Sérgio Gabrielli: a sociedade está mudando e tem perguntas novas (Fotos: Smitson Oliveira - Seabra/Chapada)

Agora a realidade tem um nome: capitalismo financeiro, que não produz, não emprega e não tem compromisso nacional. O valor do patrimônio dos 50 mil fundos de investimento, a maioria controlada por cinco bancos, chega a 4,2 trilhões de reais.

Por Jadson Oliveira – jornalista/blogueiro – editor deste Blog Evidentemente

A primeira parte do título é deste pretensioso blogueiro. A segunda, entre aspas, é do economista José Sérgio Gabrielli, ex-presidente da Petrobrás, em palestra e debate sobre a conjuntura, em Salvador, no auditório do Sindae, no último dia 27/julho, com participação de 250 pessoas (o outro palestrante foi o ex-governador gaúcho Olívio Dutra).

Nós (os “velhinhos”, como brincou Gabrielli com os da nossa geração) estamos ainda com a cabeça nos operários das grandes indústrias, nos bolcheviques de Lênin de mais de 100 anos atrás, no ‘O que fazer’, do mesmo Lênin. Pra não falar nos “guerrilheiros heroicos” de Fidel/Che ou na “guerra popular prolongada”, o campo cercando a cidade, de Mao. (Esta pequena digressão saudosista é também deste blogueiro).

Enquanto isso, entramos numa nova etapa do capitalismo. Gabrielli chamou “novo momento histórico”, uma “mudança estrutural na forma de organização do capitalismo”. E parece que só agora, pouco a pouco, estamos nos dando conta disso. (A magnitude da nova etapa histórica pode ser comparada com a da abolição formal da escravidão negra e a da Revolução de 30).

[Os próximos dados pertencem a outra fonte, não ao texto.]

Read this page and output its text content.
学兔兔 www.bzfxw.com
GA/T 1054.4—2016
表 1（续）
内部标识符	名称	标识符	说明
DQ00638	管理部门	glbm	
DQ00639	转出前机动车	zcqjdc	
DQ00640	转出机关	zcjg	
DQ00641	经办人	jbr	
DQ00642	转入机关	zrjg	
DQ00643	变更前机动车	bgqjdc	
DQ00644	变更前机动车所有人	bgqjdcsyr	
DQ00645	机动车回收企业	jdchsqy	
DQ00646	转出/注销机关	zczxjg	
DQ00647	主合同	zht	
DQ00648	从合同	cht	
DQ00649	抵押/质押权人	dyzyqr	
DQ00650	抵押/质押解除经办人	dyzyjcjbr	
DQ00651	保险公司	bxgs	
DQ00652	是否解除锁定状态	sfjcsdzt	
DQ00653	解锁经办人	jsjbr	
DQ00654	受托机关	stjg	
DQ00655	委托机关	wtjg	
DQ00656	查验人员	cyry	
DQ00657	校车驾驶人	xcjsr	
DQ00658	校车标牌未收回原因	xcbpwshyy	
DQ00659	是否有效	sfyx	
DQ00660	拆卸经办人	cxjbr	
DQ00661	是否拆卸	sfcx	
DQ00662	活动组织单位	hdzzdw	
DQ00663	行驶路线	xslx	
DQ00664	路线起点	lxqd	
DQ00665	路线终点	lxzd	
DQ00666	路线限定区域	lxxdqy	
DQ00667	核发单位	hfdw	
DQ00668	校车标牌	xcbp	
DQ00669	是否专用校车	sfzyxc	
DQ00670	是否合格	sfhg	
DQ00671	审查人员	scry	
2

Pensamos na “centralidade do trabalho” e devemos pensar mesmo. Mas que trabalho? Que tipo de trabalhador? E que tipo de empresário? A indústria brasileira, como projeto nacional, não existe mais – o capitalismo industrial foi a marca do progresso, do desenvolvimento, do século passado, no pós Revolução de 30. Há de se pensar também nos setores do comércio e de serviços.
Auditório do Sindae superlotado: 250 pessoas
Olívio Dutra e Sérgio Gabrielli, os palestrantes, nas duas pontas; no meio, Valdimiro Lustosa e Osvaldo Laranjeira, dois dos organizadores do evento (o outro foi Goiano/José Donizette)
Mas quem floresce e dá as cartas mesmo, nos dias que correm, é o capital financeiro, com suas ramificações internacionais – os fundos de investimento, os banqueiros, os rentistas, os especuladores – que não produz nada e não emprega quase ninguém.

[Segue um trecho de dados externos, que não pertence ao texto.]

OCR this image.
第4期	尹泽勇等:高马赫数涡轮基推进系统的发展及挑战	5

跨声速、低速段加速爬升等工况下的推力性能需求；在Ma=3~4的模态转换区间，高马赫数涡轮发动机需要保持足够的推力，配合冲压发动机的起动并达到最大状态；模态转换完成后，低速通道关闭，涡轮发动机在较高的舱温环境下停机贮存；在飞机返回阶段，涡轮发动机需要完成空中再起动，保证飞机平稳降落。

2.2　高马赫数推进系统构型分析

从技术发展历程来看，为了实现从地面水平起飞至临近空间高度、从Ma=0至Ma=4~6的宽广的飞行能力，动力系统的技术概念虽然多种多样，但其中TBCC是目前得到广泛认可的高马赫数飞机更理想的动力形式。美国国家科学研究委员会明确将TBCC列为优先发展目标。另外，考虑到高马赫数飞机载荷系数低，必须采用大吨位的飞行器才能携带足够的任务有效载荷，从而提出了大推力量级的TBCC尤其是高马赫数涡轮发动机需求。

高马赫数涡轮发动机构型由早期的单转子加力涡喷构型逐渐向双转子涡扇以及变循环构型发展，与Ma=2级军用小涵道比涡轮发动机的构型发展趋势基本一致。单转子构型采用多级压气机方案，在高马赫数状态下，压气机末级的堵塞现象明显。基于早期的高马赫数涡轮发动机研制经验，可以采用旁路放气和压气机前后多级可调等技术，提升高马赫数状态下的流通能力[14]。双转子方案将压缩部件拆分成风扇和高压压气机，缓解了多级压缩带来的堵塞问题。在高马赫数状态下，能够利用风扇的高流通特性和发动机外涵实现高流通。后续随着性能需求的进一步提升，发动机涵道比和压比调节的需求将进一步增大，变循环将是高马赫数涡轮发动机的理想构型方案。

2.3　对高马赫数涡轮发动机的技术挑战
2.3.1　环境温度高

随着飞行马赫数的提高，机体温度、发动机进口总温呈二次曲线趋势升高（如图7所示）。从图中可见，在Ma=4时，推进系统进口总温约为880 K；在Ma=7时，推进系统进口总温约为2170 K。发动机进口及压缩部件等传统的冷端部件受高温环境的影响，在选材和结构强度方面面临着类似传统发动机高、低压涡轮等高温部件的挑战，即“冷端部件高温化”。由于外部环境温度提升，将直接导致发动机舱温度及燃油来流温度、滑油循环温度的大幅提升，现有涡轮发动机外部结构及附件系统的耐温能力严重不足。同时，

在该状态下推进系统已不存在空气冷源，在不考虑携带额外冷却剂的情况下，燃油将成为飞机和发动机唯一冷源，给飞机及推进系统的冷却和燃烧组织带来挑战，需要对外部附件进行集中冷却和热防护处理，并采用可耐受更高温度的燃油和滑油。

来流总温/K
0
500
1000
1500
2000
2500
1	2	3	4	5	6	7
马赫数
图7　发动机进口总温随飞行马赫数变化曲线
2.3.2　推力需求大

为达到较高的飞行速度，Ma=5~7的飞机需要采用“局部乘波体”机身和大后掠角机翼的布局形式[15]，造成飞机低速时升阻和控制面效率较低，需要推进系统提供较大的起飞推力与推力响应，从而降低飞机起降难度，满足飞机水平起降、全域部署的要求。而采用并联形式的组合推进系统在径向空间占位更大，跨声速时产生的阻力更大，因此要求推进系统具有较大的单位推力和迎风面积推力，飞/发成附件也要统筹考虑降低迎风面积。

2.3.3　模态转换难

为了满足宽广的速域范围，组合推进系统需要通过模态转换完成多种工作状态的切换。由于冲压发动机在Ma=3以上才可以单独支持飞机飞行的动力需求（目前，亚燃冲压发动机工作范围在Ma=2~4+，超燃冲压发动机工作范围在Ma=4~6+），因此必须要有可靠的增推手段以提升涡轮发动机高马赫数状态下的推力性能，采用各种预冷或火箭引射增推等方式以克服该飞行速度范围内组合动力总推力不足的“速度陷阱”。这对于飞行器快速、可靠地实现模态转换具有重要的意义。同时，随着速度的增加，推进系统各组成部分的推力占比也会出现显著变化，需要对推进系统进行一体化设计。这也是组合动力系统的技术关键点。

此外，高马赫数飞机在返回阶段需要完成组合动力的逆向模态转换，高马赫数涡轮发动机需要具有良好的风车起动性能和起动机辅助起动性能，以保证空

Quando ainda pensamos e sonhamos com a massa de operários do ABC paulista que ajudou a empurrar para o fim a ditadura militar, Gabrielli nos lembra que os metalúrgicos do ABC, na década de 1970 – dentro dos padrões marxistas, a vanguarda da classe operária -, chegavam a 200 mil, hoje são menos de 100 mil.

2015 – Explosão dos fundos de investimento

“O papel do trabalhador industrial diminuiu substancialmente”, diz ele, acrescentando: “Hoje, as maiores categorias na Bahia, por exemplo, não são os trabalhadores industriais – não estou falando de operários, mas dos trabalhadores industriais no geral -, e sim os agricultores familiares, com 600 mil famílias, uma categoria que não tem uma relação direta com salário”.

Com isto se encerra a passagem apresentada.